Kıbrıs anılarını anlatan Baylan, “Ben aslında çok duyguluyum. Biz savaşa gittiğimizde 21 yaşındaydık . Kırıkkale 28. Tümen 61 piyade alayından gittim. Giderken bir hafta önceden komutanlarımızla hazırlandık. 20 Temmuz sabahı da harekat başladı biliyorsunuz. Motorize birlik olarak Kırıkkaleden çıktık. Konya, Konyadan sonra Anamur, Anamur’dan aşağı Silifke’ye indik. Tabi harekat başladı o sırada. Yolda giderken bütün motorize birliklerimiz hep su kaynattı. Konyaya daha varmadan bir köyünde durduk. Konvoy durunca hiç unutmuyorum. O köydeki kadını, kızı, erkeği ne varsa getirdiler. Ondan sonra Taşucu’nda Ertuğrul gemisine gittik. Ertuğrul gemisi yanaşamadı. Bizi Mersine aldılar.” dedi.
Mersin Limanı’nda beklerken babasının geldiğini söyleyen Baylan, konuşmasında, “Mersin limanında çadırda yatıyorum rahmetli babam yola çıkmış geldi.

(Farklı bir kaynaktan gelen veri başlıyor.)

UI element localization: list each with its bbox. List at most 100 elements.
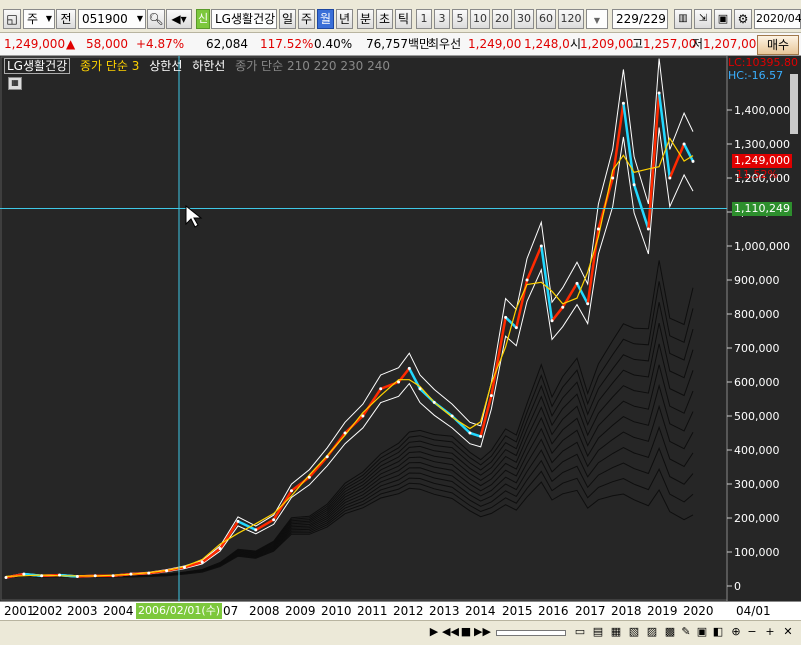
- chart-canvas[interactable]: 1,400,0001,300,0001,200,0001,100,0001,00…: [0, 56, 801, 601]
- play-icon[interactable]: ▶: [426, 624, 442, 640]
- calendar-icon[interactable]: ▣: [694, 624, 710, 640]
- layout-icon[interactable]: ▤: [590, 624, 606, 640]
- legend-long-ma[interactable]: 종가 단순 210 220 230 240: [235, 59, 390, 73]
- ruler-icon[interactable]: ▨: [644, 624, 660, 640]
- minute-20-button[interactable]: 20: [492, 9, 512, 29]
- price-point: [586, 302, 590, 306]
- compare-icon[interactable]: ⇲: [694, 9, 712, 29]
- zoom-icon[interactable]: ▥: [674, 9, 692, 29]
- custom-period-select[interactable]: ▼: [586, 9, 608, 29]
- indicator-icon[interactable]: ▧: [626, 624, 642, 640]
- period-minute-button[interactable]: 분: [357, 9, 374, 29]
- stock-code-value: 051900: [82, 12, 128, 26]
- high-price: 1,257,00: [643, 37, 697, 51]
- minute-1-button[interactable]: 1: [416, 9, 432, 29]
- period-tick-button[interactable]: 틱: [395, 9, 412, 29]
- zoom-slider[interactable]: [496, 630, 566, 636]
- y-tick-label: 0: [734, 580, 741, 593]
- x-tick: 2019: [647, 604, 678, 618]
- minus-icon[interactable]: −: [744, 624, 760, 640]
- x-tick: 2018: [611, 604, 642, 618]
- close-icon[interactable]: ✕: [780, 624, 796, 640]
- legend-ma3[interactable]: 종가 단순 3: [80, 59, 139, 73]
- price-point: [165, 569, 169, 573]
- search-icon[interactable]: 🔍︎: [147, 9, 165, 29]
- x-tick: 2014: [465, 604, 496, 618]
- grid-toggle-icon[interactable]: ▦: [8, 77, 22, 90]
- pen-icon[interactable]: ✎: [678, 624, 694, 640]
- x-tick: 2011: [357, 604, 388, 618]
- minute-5-button[interactable]: 5: [452, 9, 468, 29]
- stock-code-input[interactable]: 051900 ▼: [78, 9, 146, 29]
- minute-30-button[interactable]: 30: [514, 9, 534, 29]
- minute-10-button[interactable]: 10: [470, 9, 490, 29]
- zoom-in-icon[interactable]: ⊕: [728, 624, 744, 640]
- vertical-scrollbar[interactable]: [790, 74, 798, 134]
- price-segment: [290, 476, 311, 492]
- price-point: [657, 91, 661, 95]
- volume: 62,084: [206, 37, 248, 51]
- minute-3-button[interactable]: 3: [434, 9, 450, 29]
- stock-name-field[interactable]: LG생활건강: [211, 9, 277, 29]
- price-chart[interactable]: 1,400,0001,300,0001,200,0001,100,0001,00…: [0, 56, 801, 601]
- ma3-line: [5, 136, 694, 577]
- period-second-button[interactable]: 초: [376, 9, 393, 29]
- price-point: [514, 326, 518, 330]
- bottom-toolbar: ▶ ◀◀ ■ ▶▶ ▭ ▤ ▦ ▧ ▨ ▩ ✎ ▣ ◧ ⊕ − + ✕: [0, 620, 801, 645]
- y-tick-label: 100,000: [734, 546, 780, 559]
- legend-lower-band[interactable]: 하한선: [192, 59, 225, 73]
- price-point: [290, 489, 294, 493]
- price-point: [182, 565, 186, 569]
- period-day-button[interactable]: 일: [279, 9, 296, 29]
- sin-badge: 신: [196, 9, 210, 29]
- page-counter[interactable]: 229/229: [612, 9, 668, 29]
- period-month-button[interactable]: 월: [317, 9, 334, 29]
- y-tick-label: 400,000: [734, 444, 780, 457]
- y-tick-label: 300,000: [734, 478, 780, 491]
- stop-icon[interactable]: ■: [458, 624, 474, 640]
- price-point: [621, 101, 625, 105]
- price-point: [397, 380, 401, 384]
- save-icon[interactable]: ▣: [714, 9, 732, 29]
- price-point: [632, 183, 636, 187]
- buy-button[interactable]: 매수: [757, 35, 799, 55]
- open-price: 1,209,00: [580, 37, 634, 51]
- long-ma-line: [5, 481, 694, 578]
- legend-stock-name[interactable]: LG생활건강: [4, 58, 71, 74]
- price-point: [691, 159, 695, 163]
- price-segment: [551, 306, 564, 322]
- overlay-icon[interactable]: ▦: [608, 624, 624, 640]
- minute-60-button[interactable]: 60: [536, 9, 556, 29]
- grid-icon[interactable]: ▩: [662, 624, 678, 640]
- toolbar: ◱ 주 ▼ 전 051900 ▼ 🔍︎ ◀▾ 신 LG생활건강 일 주 월 년 분 …: [0, 0, 801, 33]
- price-point: [40, 574, 44, 578]
- legend-upper-band[interactable]: 상한선: [149, 59, 182, 73]
- jeon-button[interactable]: 전: [56, 9, 76, 29]
- y-tick-label: 700,000: [734, 342, 780, 355]
- page-current: 229: [616, 12, 639, 26]
- x-tick: 2004: [103, 604, 134, 618]
- lock-icon[interactable]: ◧: [710, 624, 726, 640]
- period-year-button[interactable]: 년: [336, 9, 353, 29]
- price-point: [343, 431, 347, 435]
- date-field[interactable]: 2020/04: [754, 9, 801, 29]
- x-tick: 04/01: [736, 604, 771, 618]
- price-point: [418, 387, 422, 391]
- x-axis: 2001 2002 2003 2004 2006/02/01(수) 07 200…: [0, 601, 801, 621]
- period-week-button[interactable]: 주: [298, 9, 315, 29]
- price-point: [254, 528, 258, 532]
- minute-120-button[interactable]: 120: [558, 9, 584, 29]
- rewind-icon[interactable]: ◀◀: [442, 624, 459, 640]
- gear-icon[interactable]: ⚙: [734, 9, 752, 29]
- draw-tool-icon[interactable]: ▭: [572, 624, 588, 640]
- y-tick-label: 900,000: [734, 274, 780, 287]
- sound-icon[interactable]: ◀▾: [166, 9, 192, 29]
- window-icon[interactable]: ◱: [3, 9, 21, 29]
- current-price: 1,249,000: [4, 37, 66, 51]
- code-mode-select[interactable]: 주 ▼: [23, 9, 55, 29]
- price-segment: [490, 317, 507, 396]
- x-tick: 2001: [4, 604, 35, 618]
- fast-forward-icon[interactable]: ▶▶: [474, 624, 491, 640]
- price-point: [218, 547, 222, 551]
- plus-icon[interactable]: +: [762, 624, 778, 640]
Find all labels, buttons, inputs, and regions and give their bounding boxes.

Beni arıyor. Bana dediler ki ‘Baban geldi.’. O tek kişilik çadırdan bir çıktım. Babam elindeki çantayı bir attı sarıldık. Birlikte ağladık. 6 saat sonra babam çok ağlıyor tabi . Bana bir cesaret geldi dedim ki, ‘Baba biz 13 kardeşiz. Bu vatan için bir tanesi de şehit gitsin niye ağlarsın ki.’. Babam döndü dedi ki ‘Aslan oğlum, senden bunu bekliyordum, yolun açık olsun.’. Babamla vedalaştık. Komutanım bana görev verdi. 150 tane aracı 2 katlı gemiye gece saat 11’e kadar yüklemeyi yaptık. Ondan sonra hareket ettik. Geminin üstüne çıkıyorum rüzgar esiyor, alta iniyorum alt tarafta bunaltıcı bir sıcak var. Alttı, yukarıydı bir kayzer içerisinde uyumuşum.” dedi.

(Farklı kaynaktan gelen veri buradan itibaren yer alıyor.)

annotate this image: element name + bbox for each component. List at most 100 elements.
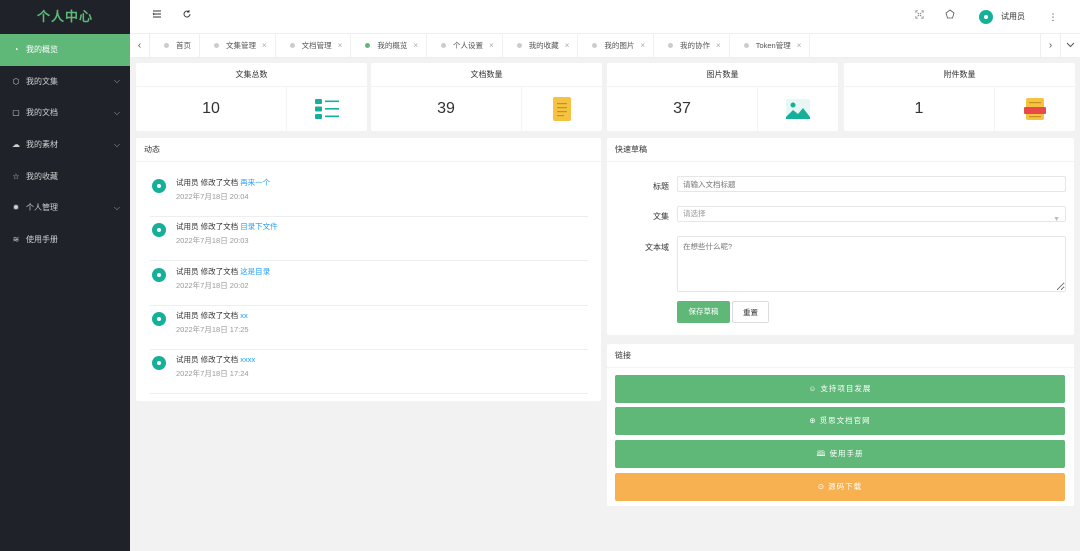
title-label: 标题	[653, 182, 669, 191]
avatar[interactable]	[152, 311, 166, 326]
tab-3[interactable]: 文档管理 ×	[276, 33, 352, 58]
activity-time: 2022年7月18日 20:02	[176, 280, 249, 290]
sidebar-item-5[interactable]: ☆ 我的收藏	[0, 160, 130, 192]
sidebar-logo[interactable]: 个人中心	[0, 0, 130, 34]
content-textarea[interactable]	[677, 236, 1066, 292]
sidebar-item-6[interactable]: ✹ 个人管理 ⌵	[0, 192, 130, 224]
activity-text: 试用员 修改了文档 目录下文件	[176, 221, 278, 232]
activity-item: 试用员 修改了文档 目录下文件 2022年7月18日 20:03	[150, 217, 588, 262]
activity-time: 2022年7月18日 17:25	[176, 324, 249, 334]
tab-2[interactable]: 文集管理 ×	[200, 33, 276, 58]
activity-action: 修改了文档	[200, 222, 239, 232]
tab-8[interactable]: 我的协作 ×	[654, 33, 730, 58]
stat-card-images: 图片数量 37	[607, 63, 838, 131]
user-avatar[interactable]	[979, 10, 993, 24]
gear-icon: ✹	[12, 203, 20, 213]
tab-dropdown-icon[interactable]	[1060, 34, 1080, 58]
dashboard-icon: ◔	[13, 45, 19, 55]
stat-value[interactable]: 1	[844, 87, 995, 131]
activity-action: 修改了文档	[200, 178, 239, 187]
more-vertical-icon[interactable]: ⋮	[1046, 0, 1060, 34]
activity-target-link[interactable]: xx	[240, 311, 248, 320]
collection-select[interactable]: 请选择 ▼	[677, 206, 1066, 223]
user-manual-button[interactable]: 🕮 使用手册	[615, 440, 1065, 468]
collection-select-placeholder: 请选择	[683, 209, 706, 218]
tab-status-dot	[516, 43, 522, 48]
chevron-down-icon: ⌵	[113, 107, 120, 117]
stat-title: 图片数量	[607, 63, 838, 87]
box-icon: ⬡	[12, 76, 20, 86]
avatar[interactable]	[152, 267, 166, 282]
chevron-down-icon: ⌵	[113, 139, 120, 149]
close-icon[interactable]: ×	[565, 41, 570, 50]
activity-target-link[interactable]: 再来一个	[240, 178, 270, 187]
tab-9[interactable]: Token管理 ×	[730, 33, 811, 58]
activity-target-link[interactable]: xxxx	[240, 355, 255, 364]
chevron-down-icon: ⌵	[113, 202, 120, 212]
avatar[interactable]	[152, 179, 166, 193]
tab-label: 我的概览	[377, 41, 408, 50]
close-icon[interactable]: ×	[716, 41, 721, 50]
tab-5[interactable]: 个人设置 ×	[427, 33, 503, 58]
sidebar-item-7[interactable]: ≋ 使用手册	[0, 224, 130, 256]
activity-item: 试用员 修改了文档 xx 2022年7月18日 17:25	[150, 306, 588, 350]
tab-1[interactable]: 首页	[150, 33, 200, 58]
tab-scroll-right-icon[interactable]: ›	[1040, 34, 1060, 58]
activity-item: 试用员 修改了文档 xxxx 2022年7月18日 17:24	[150, 350, 588, 395]
tab-label: 我的协作	[680, 41, 711, 50]
activity-text: 试用员 修改了文档 再来一个	[176, 177, 270, 188]
stat-value[interactable]: 37	[607, 87, 758, 131]
top-header: 试用员 ⋮	[130, 0, 1080, 34]
official-site-button[interactable]: ⊕ 觅思文档官网	[615, 407, 1065, 435]
sidebar-item-3[interactable]: ▢ 我的文档 ⌵	[0, 97, 130, 129]
fullscreen-icon[interactable]	[912, 0, 926, 34]
close-icon[interactable]: ×	[797, 41, 802, 50]
stat-title: 附件数量	[844, 63, 1075, 87]
stat-value[interactable]: 10	[136, 87, 287, 131]
activity-target-link[interactable]: 目录下文件	[240, 222, 278, 231]
refresh-icon[interactable]	[180, 0, 194, 34]
reset-button[interactable]: 重置	[732, 301, 769, 323]
user-name[interactable]: 试用员	[1001, 0, 1025, 34]
tab-list: 首页 文集管理 × 文档管理 × 我的概览 × 个人设置 × 我的收藏 × 我的图片 × 我的协作 × Tok…	[150, 33, 811, 58]
close-icon[interactable]: ×	[262, 41, 267, 50]
image-icon	[758, 87, 838, 131]
activity-time: 2022年7月18日 20:04	[176, 192, 249, 201]
activity-time: 2022年7月18日 20:03	[176, 236, 249, 246]
collection-label: 文集	[653, 212, 669, 221]
sidebar-item-4[interactable]: ☁ 我的素材 ⌵	[0, 129, 130, 161]
sidebar-item-label: 我的文集	[26, 76, 58, 86]
activity-target-link[interactable]: 这是目录	[240, 267, 270, 276]
tab-7[interactable]: 我的图片 ×	[578, 33, 655, 58]
save-draft-button[interactable]: 保存草稿	[677, 301, 730, 323]
sidebar-item-1[interactable]: ◔ 我的概览	[0, 34, 130, 66]
tab-scroll-left-icon[interactable]: ‹	[130, 33, 150, 58]
stat-value[interactable]: 39	[371, 87, 522, 131]
close-icon[interactable]: ×	[640, 41, 645, 50]
avatar[interactable]	[152, 356, 166, 371]
list-icon	[287, 87, 367, 131]
support-project-button[interactable]: ☺ 支持项目发展	[615, 375, 1065, 403]
close-icon[interactable]: ×	[338, 41, 343, 50]
tab-6[interactable]: 我的收藏 ×	[503, 33, 579, 58]
tab-4[interactable]: 我的概览 ×	[351, 33, 428, 58]
activity-action: 修改了文档	[200, 310, 239, 320]
activity-action: 修改了文档	[200, 266, 239, 276]
close-icon[interactable]: ×	[489, 41, 494, 50]
close-icon[interactable]: ×	[413, 41, 418, 50]
title-input[interactable]	[677, 176, 1066, 192]
menu-fold-icon[interactable]	[150, 0, 164, 34]
pentagon-icon[interactable]	[943, 0, 957, 34]
tab-status-dot	[164, 43, 169, 48]
source-download-button[interactable]: ⊙ 源码下载	[615, 473, 1065, 501]
tab-status-dot	[441, 43, 447, 48]
stat-title: 文集总数	[136, 63, 367, 87]
sidebar-item-label: 我的文档	[26, 108, 58, 118]
avatar[interactable]	[152, 223, 166, 238]
file-icon: ▢	[12, 108, 20, 118]
chevron-down-icon: ⌵	[113, 76, 120, 86]
activity-text: 试用员 修改了文档 这是目录	[176, 266, 270, 277]
sidebar-item-label: 我的概览	[26, 45, 58, 55]
activity-item: 试用员 修改了文档 这是目录 2022年7月18日 20:02	[150, 262, 588, 306]
sidebar-item-2[interactable]: ⬡ 我的文集 ⌵	[0, 66, 130, 98]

Sabah ezanı vakti Kıbrıs’ın ucunun göründüğünü söyleyen Baylan, karaya çıkarken kolu bacağı kopmuş, ellerinde değnekler, başı sarılı, eli sarılı yaralılar olduğunu dile getirerek, “Onlar da bekliyorlar gemiyle geri dönecekler. O ara biz Girneyi aldık, Lefkoşa duruyor. Kıbrıs’a ilk çıktık. Herkes tek başına kaldı. O ilk çıktığım iki saat isterseniz heyecan deyin isterseniz ölüm korkusu deyin, iki saat çenem otomatik makine gibi vuruyor. İki saat sonra Allah’a dua ettik. Kendime geldim. Ondan sonra bir şahin, bir kartal, tam bir Türk askeri oldum. Rum arıyoruz ki öldürelim. Anılarımız tabiki çok. Ben Kıbrıs’a giderken terhisime 70 gün vardı.” dedi.
“Kıbrıs’ı aldığımızın meyvesini bugün görüyoruz. Eğer Kıbrıs’ı almasaydık bugün Mavi Vatan yoktu , Akdeniz yoktu. Düşmanımız çok.” diyen Baylan, “Ben bu vesile ile kusuruma bakmayın ben duygusal bir insanım gözlerim doldu. Önce tüm şehitlerimize Allah’tan rahmet diliyorum. Gazi arkadaşlarıma da sağlıklı, uzun ömürler geçirmelerini Cenab-ı Allah’tan niyaz ediyorum.” dedi.